A new, widespread phishing campaign has been seen that circumvents security measures and compromises workplace email accounts by leveraging adversary-in-the-middle (AitM) tactics.
It employs an adversary-in-the-middle (AitM) attack method that can get through multi-factor authentication, according to a paper published on Tuesday by Zscaler researchers Sudeep Singh and Jagadeeswar Ramanukolanu. The campaign is specifically meant to get the attention of end users in businesses that utilize Microsoft’s email services.
Fintech, lending, insurance, energy, manufacturing, and federal credit union verticals with locations in the United States, United Kingdom, New Zealand, and Australia are prominent targets.
This is not the first time a phishing assault of this nature has been discovered. Microsoft said last month that since September 2021, around 10,000 companies have been targeted by AitM methods in an effort to access accounts protected by multi-factor authentication (MFA).
Beginning in June 2022, the ongoing effort involves sending targets an email with an attachment that has an invoice theme and contains an HTML file with a phishing URL integrated in it.

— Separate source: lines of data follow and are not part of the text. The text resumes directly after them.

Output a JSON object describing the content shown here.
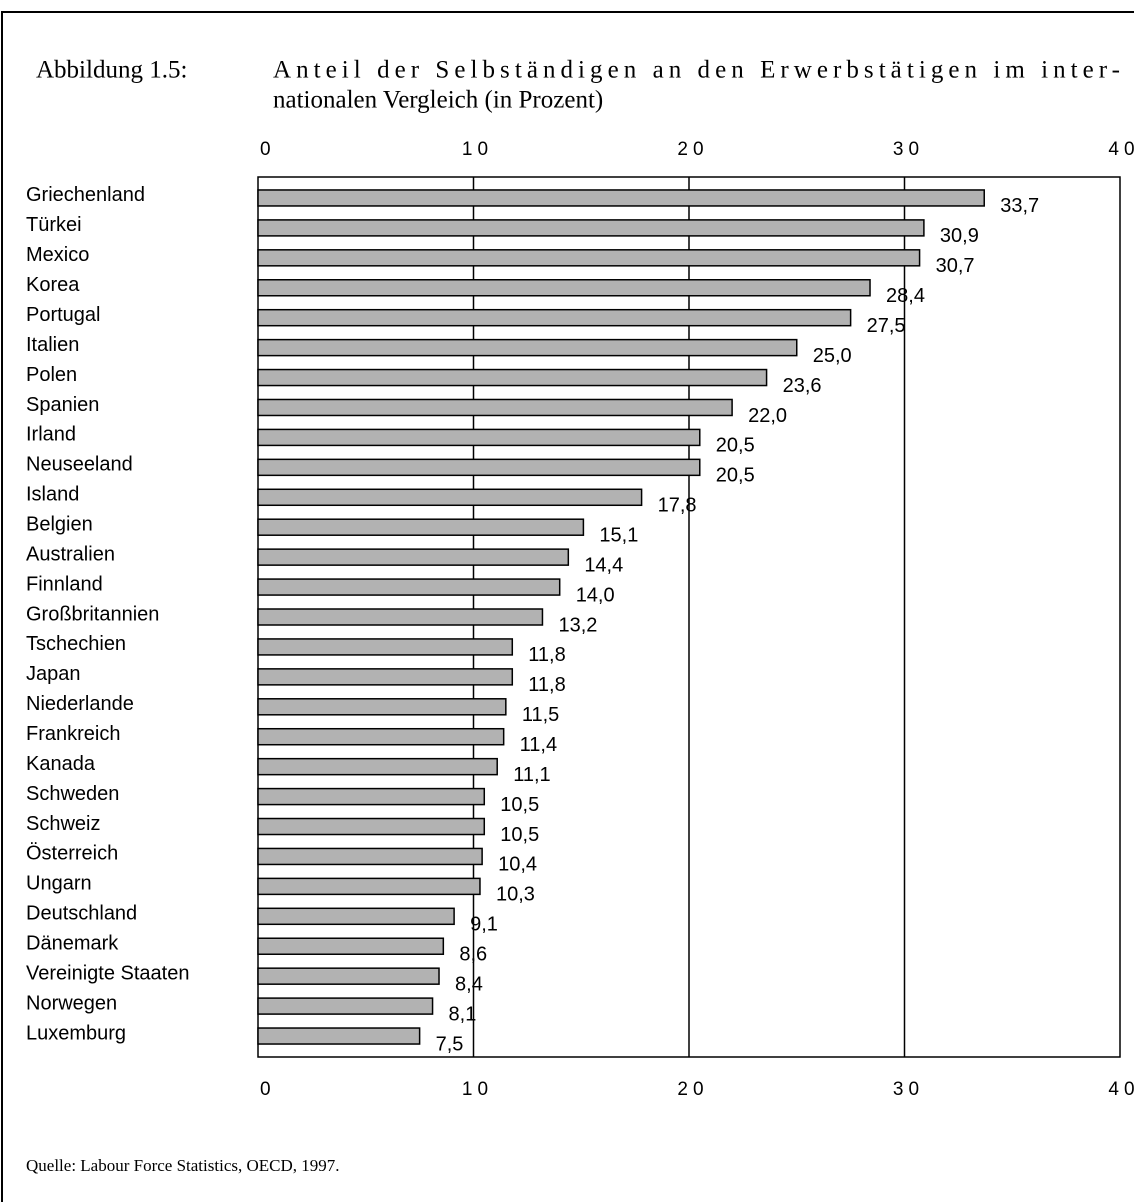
{
  "chart_data": {
    "type": "bar",
    "orientation": "horizontal",
    "figure_label": "Abbildung 1.5:",
    "title_lines": [
      "Anteil der Selbständigen an den Erwerbstätigen im inter-",
      "nationalen Vergleich (in Prozent)"
    ],
    "categories": [
      "Griechenland",
      "Türkei",
      "Mexico",
      "Korea",
      "Portugal",
      "Italien",
      "Polen",
      "Spanien",
      "Irland",
      "Neuseeland",
      "Island",
      "Belgien",
      "Australien",
      "Finnland",
      "Großbritannien",
      "Tschechien",
      "Japan",
      "Niederlande",
      "Frankreich",
      "Kanada",
      "Schweden",
      "Schweiz",
      "Österreich",
      "Ungarn",
      "Deutschland",
      "Dänemark",
      "Vereinigte Staaten",
      "Norwegen",
      "Luxemburg"
    ],
    "values": [
      33.7,
      30.9,
      30.7,
      28.4,
      27.5,
      25.0,
      23.6,
      22.0,
      20.5,
      20.5,
      17.8,
      15.1,
      14.4,
      14.0,
      13.2,
      11.8,
      11.8,
      11.5,
      11.4,
      11.1,
      10.5,
      10.5,
      10.4,
      10.3,
      9.1,
      8.6,
      8.4,
      8.1,
      7.5
    ],
    "value_labels": [
      "33,7",
      "30,9",
      "30,7",
      "28,4",
      "27,5",
      "25,0",
      "23,6",
      "22,0",
      "20,5",
      "20,5",
      "17,8",
      "15,1",
      "14,4",
      "14,0",
      "13,2",
      "11,8",
      "11,8",
      "11,5",
      "11,4",
      "11,1",
      "10,5",
      "10,5",
      "10,4",
      "10,3",
      "9,1",
      "8,6",
      "8,4",
      "8,1",
      "7,5"
    ],
    "color": "#b2b2b2",
    "xlim": [
      0,
      40
    ],
    "xticks": [
      0,
      10,
      20,
      30,
      40
    ],
    "grid": true,
    "source": "Quelle: Labour Force Statistics, OECD, 1997."
  }
}
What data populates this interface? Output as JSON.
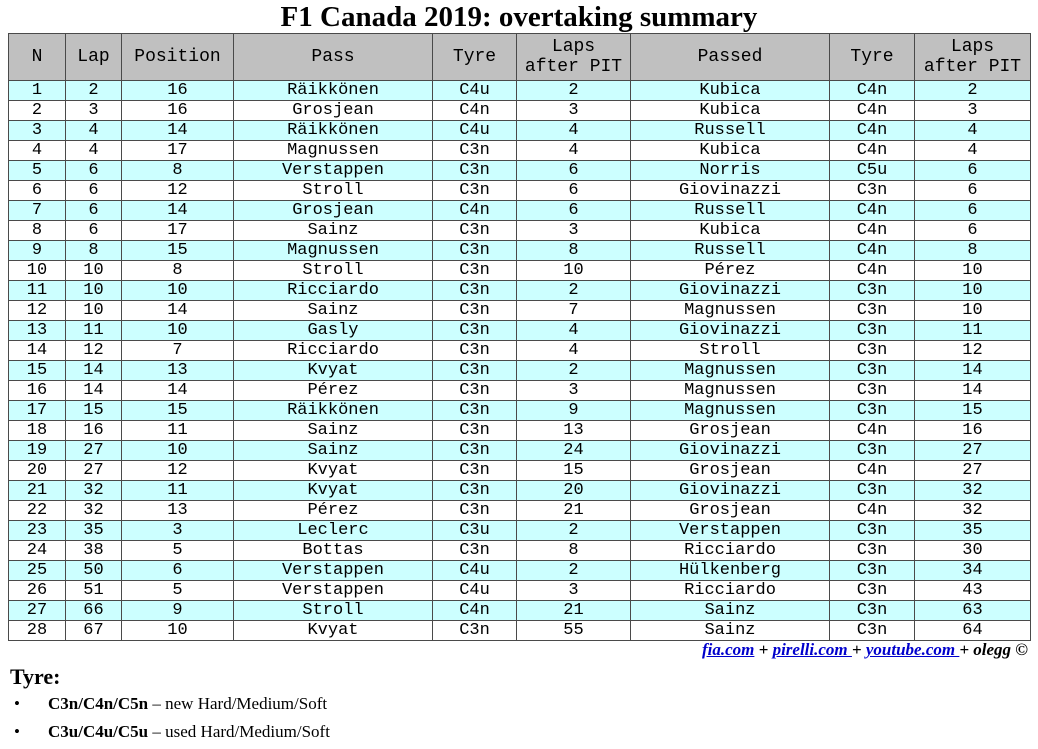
{
  "title": "F1 Canada 2019: overtaking summary",
  "table": {
    "headers": {
      "n": "N",
      "lap": "Lap",
      "position": "Position",
      "pass": "Pass",
      "tyre": "Tyre",
      "laps_after_pit_1": "Laps",
      "laps_after_pit_2": "after PIT",
      "passed": "Passed",
      "tyre2": "Tyre",
      "laps_after_pit2_1": "Laps",
      "laps_after_pit2_2": "after PIT"
    },
    "rows": [
      [
        "1",
        "2",
        "16",
        "Räikkönen",
        "C4u",
        "2",
        "Kubica",
        "C4n",
        "2"
      ],
      [
        "2",
        "3",
        "16",
        "Grosjean",
        "C4n",
        "3",
        "Kubica",
        "C4n",
        "3"
      ],
      [
        "3",
        "4",
        "14",
        "Räikkönen",
        "C4u",
        "4",
        "Russell",
        "C4n",
        "4"
      ],
      [
        "4",
        "4",
        "17",
        "Magnussen",
        "C3n",
        "4",
        "Kubica",
        "C4n",
        "4"
      ],
      [
        "5",
        "6",
        "8",
        "Verstappen",
        "C3n",
        "6",
        "Norris",
        "C5u",
        "6"
      ],
      [
        "6",
        "6",
        "12",
        "Stroll",
        "C3n",
        "6",
        "Giovinazzi",
        "C3n",
        "6"
      ],
      [
        "7",
        "6",
        "14",
        "Grosjean",
        "C4n",
        "6",
        "Russell",
        "C4n",
        "6"
      ],
      [
        "8",
        "6",
        "17",
        "Sainz",
        "C3n",
        "3",
        "Kubica",
        "C4n",
        "6"
      ],
      [
        "9",
        "8",
        "15",
        "Magnussen",
        "C3n",
        "8",
        "Russell",
        "C4n",
        "8"
      ],
      [
        "10",
        "10",
        "8",
        "Stroll",
        "C3n",
        "10",
        "Pérez",
        "C4n",
        "10"
      ],
      [
        "11",
        "10",
        "10",
        "Ricciardo",
        "C3n",
        "2",
        "Giovinazzi",
        "C3n",
        "10"
      ],
      [
        "12",
        "10",
        "14",
        "Sainz",
        "C3n",
        "7",
        "Magnussen",
        "C3n",
        "10"
      ],
      [
        "13",
        "11",
        "10",
        "Gasly",
        "C3n",
        "4",
        "Giovinazzi",
        "C3n",
        "11"
      ],
      [
        "14",
        "12",
        "7",
        "Ricciardo",
        "C3n",
        "4",
        "Stroll",
        "C3n",
        "12"
      ],
      [
        "15",
        "14",
        "13",
        "Kvyat",
        "C3n",
        "2",
        "Magnussen",
        "C3n",
        "14"
      ],
      [
        "16",
        "14",
        "14",
        "Pérez",
        "C3n",
        "3",
        "Magnussen",
        "C3n",
        "14"
      ],
      [
        "17",
        "15",
        "15",
        "Räikkönen",
        "C3n",
        "9",
        "Magnussen",
        "C3n",
        "15"
      ],
      [
        "18",
        "16",
        "11",
        "Sainz",
        "C3n",
        "13",
        "Grosjean",
        "C4n",
        "16"
      ],
      [
        "19",
        "27",
        "10",
        "Sainz",
        "C3n",
        "24",
        "Giovinazzi",
        "C3n",
        "27"
      ],
      [
        "20",
        "27",
        "12",
        "Kvyat",
        "C3n",
        "15",
        "Grosjean",
        "C4n",
        "27"
      ],
      [
        "21",
        "32",
        "11",
        "Kvyat",
        "C3n",
        "20",
        "Giovinazzi",
        "C3n",
        "32"
      ],
      [
        "22",
        "32",
        "13",
        "Pérez",
        "C3n",
        "21",
        "Grosjean",
        "C4n",
        "32"
      ],
      [
        "23",
        "35",
        "3",
        "Leclerc",
        "C3u",
        "2",
        "Verstappen",
        "C3n",
        "35"
      ],
      [
        "24",
        "38",
        "5",
        "Bottas",
        "C3n",
        "8",
        "Ricciardo",
        "C3n",
        "30"
      ],
      [
        "25",
        "50",
        "6",
        "Verstappen",
        "C4u",
        "2",
        "Hülkenberg",
        "C3n",
        "34"
      ],
      [
        "26",
        "51",
        "5",
        "Verstappen",
        "C4u",
        "3",
        "Ricciardo",
        "C3n",
        "43"
      ],
      [
        "27",
        "66",
        "9",
        "Stroll",
        "C4n",
        "21",
        "Sainz",
        "C3n",
        "63"
      ],
      [
        "28",
        "67",
        "10",
        "Kvyat",
        "C3n",
        "55",
        "Sainz",
        "C3n",
        "64"
      ]
    ]
  },
  "credits": {
    "link1": "fia.com",
    "sep1": " + ",
    "link2": "pirelli.com ",
    "sep2": " + ",
    "link3": "youtube.com ",
    "sep3": " + olegg ©"
  },
  "legend": {
    "title": "Tyre:",
    "bullet": "•",
    "items": [
      {
        "code": "C3n/C4n/C5n",
        "desc": " – new Hard/Medium/Soft"
      },
      {
        "code": "C3u/C4u/C5u",
        "desc": " – used Hard/Medium/Soft"
      }
    ]
  },
  "colors": {
    "header_bg": "#c0c0c0",
    "row_alt_bg": "#ccffff",
    "link": "#0000cc"
  }
}
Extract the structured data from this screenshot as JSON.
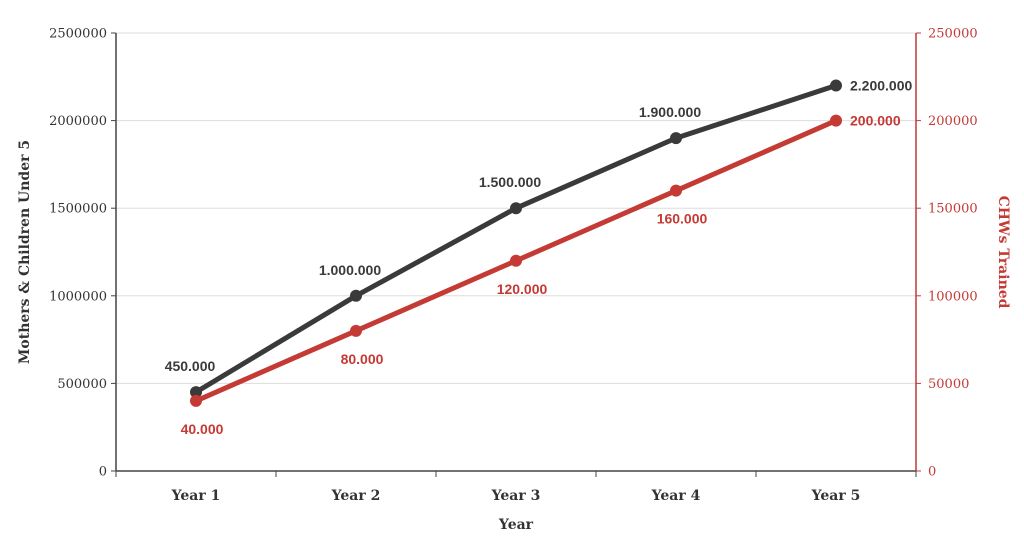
{
  "chart_data": {
    "type": "line",
    "categories": [
      "Year 1",
      "Year 2",
      "Year 3",
      "Year 4",
      "Year 5"
    ],
    "xlabel": "Year",
    "series": [
      {
        "name": "Mothers & Children Under 5",
        "axis": "left",
        "color": "#3a3a3a",
        "values": [
          450000,
          1000000,
          1500000,
          1900000,
          2200000
        ],
        "labels": [
          "450.000",
          "1.000.000",
          "1.500.000",
          "1.900.000",
          "2.200.000"
        ]
      },
      {
        "name": "CHWs Trained",
        "axis": "right",
        "color": "#c43a35",
        "values": [
          40000,
          80000,
          120000,
          160000,
          200000
        ],
        "labels": [
          "40.000",
          "80.000",
          "120.000",
          "160.000",
          "200.000"
        ]
      }
    ],
    "y_left": {
      "label": "Mothers & Children Under 5",
      "range": [
        0,
        2500000
      ],
      "ticks": [
        "0",
        "500000",
        "1000000",
        "1500000",
        "2000000",
        "2500000"
      ]
    },
    "y_right": {
      "label": "CHWs Trained",
      "range": [
        0,
        250000
      ],
      "ticks": [
        "0",
        "50000",
        "100000",
        "150000",
        "200000",
        "250000"
      ],
      "color": "#c43a35"
    },
    "grid": true
  }
}
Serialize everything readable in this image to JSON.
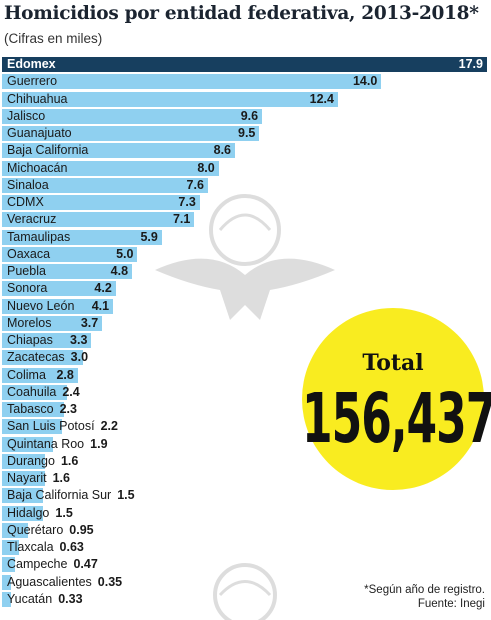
{
  "header": {
    "title": "Homicidios por entidad federativa, 2013-2018*",
    "subtitle": "(Cifras en miles)"
  },
  "total": {
    "label": "Total",
    "value": "156,437"
  },
  "footnote": {
    "note": "*Según año de registro.",
    "source": "Fuente: Inegi"
  },
  "colors": {
    "bar": "#8fd0f0",
    "top_bar": "#173f5f",
    "circle": "#f9ec20",
    "title": "#1b2430"
  },
  "chart_data": {
    "type": "bar",
    "orientation": "horizontal",
    "title": "Homicidios por entidad federativa, 2013-2018*",
    "subtitle": "(Cifras en miles)",
    "xlabel": "",
    "ylabel": "",
    "xlim": [
      0,
      17.9
    ],
    "grid": false,
    "categories": [
      "Edomex",
      "Guerrero",
      "Chihuahua",
      "Jalisco",
      "Guanajuato",
      "Baja California",
      "Michoacán",
      "Sinaloa",
      "CDMX",
      "Veracruz",
      "Tamaulipas",
      "Oaxaca",
      "Puebla",
      "Sonora",
      "Nuevo León",
      "Morelos",
      "Chiapas",
      "Zacatecas",
      "Colima",
      "Coahuila",
      "Tabasco",
      "San Luis Potosí",
      "Quintana Roo",
      "Durango",
      "Nayarit",
      "Baja California Sur",
      "Hidalgo",
      "Querétaro",
      "Tlaxcala",
      "Campeche",
      "Aguascalientes",
      "Yucatán"
    ],
    "values": [
      17.9,
      14.0,
      12.4,
      9.6,
      9.5,
      8.6,
      8.0,
      7.6,
      7.3,
      7.1,
      5.9,
      5.0,
      4.8,
      4.2,
      4.1,
      3.7,
      3.3,
      3.0,
      2.8,
      2.4,
      2.3,
      2.2,
      1.9,
      1.6,
      1.6,
      1.5,
      1.5,
      0.95,
      0.63,
      0.47,
      0.35,
      0.33
    ],
    "value_labels": [
      "17.9",
      "14.0",
      "12.4",
      "9.6",
      "9.5",
      "8.6",
      "8.0",
      "7.6",
      "7.3",
      "7.1",
      "5.9",
      "5.0",
      "4.8",
      "4.2",
      "4.1",
      "3.7",
      "3.3",
      "3.0",
      "2.8",
      "2.4",
      "2.3",
      "2.2",
      "1.9",
      "1.6",
      "1.6",
      "1.5",
      "1.5",
      "0.95",
      "0.63",
      "0.47",
      "0.35",
      "0.33"
    ]
  }
}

The email recipient is redirected to the phishing website that seems to be a Microsoft Office login page when they open the attachment in a web browser, but not before the compromised system is fingerprinted to see if the victim is truly the intended target.
In situations when MFA is enabled, a security measure that stops the attacker from logging into the account with just the stolen credentials, AitM phishing assaults go beyond the usual phishing tactics aimed to steal credentials from unknowing users.
To get around this, a phishing kit-created fake landing page acts as a proxy, intercepting and relaying all communication between the client (i.e., victim), and the email server.
The researchers explained that the kits “intercept the HTML material received from the Microsoft servers and, before passing it back to the victim, the kit variously manipulates the content as needed, to make sure the phishing operation works.”
To ensure that the back-and-forth with the fake website continues during the session, this also requires replacing all of the links to the Microsoft domains with comparable ones to the phishing domain.
Eight minutes after stealing the credentials, according to Zscaler, the attacker was seen manually going into the account, reading emails, and looking up user profiles.
Additionally, the compromised email accounts may occasionally be used to send additional phishing emails as part of the same campaign to commit business email compromise (BEC) schemes.
The researchers stated that although security measures like multi-factor authentication (MFA) give an additional layer of security, they shouldn’t be viewed as a foolproof defense against phishing attempts.
Threat actors can get beyond both conventional and cutting-edge security measures by using advanced phishing kits (AiTM) and cunning evasion strategies.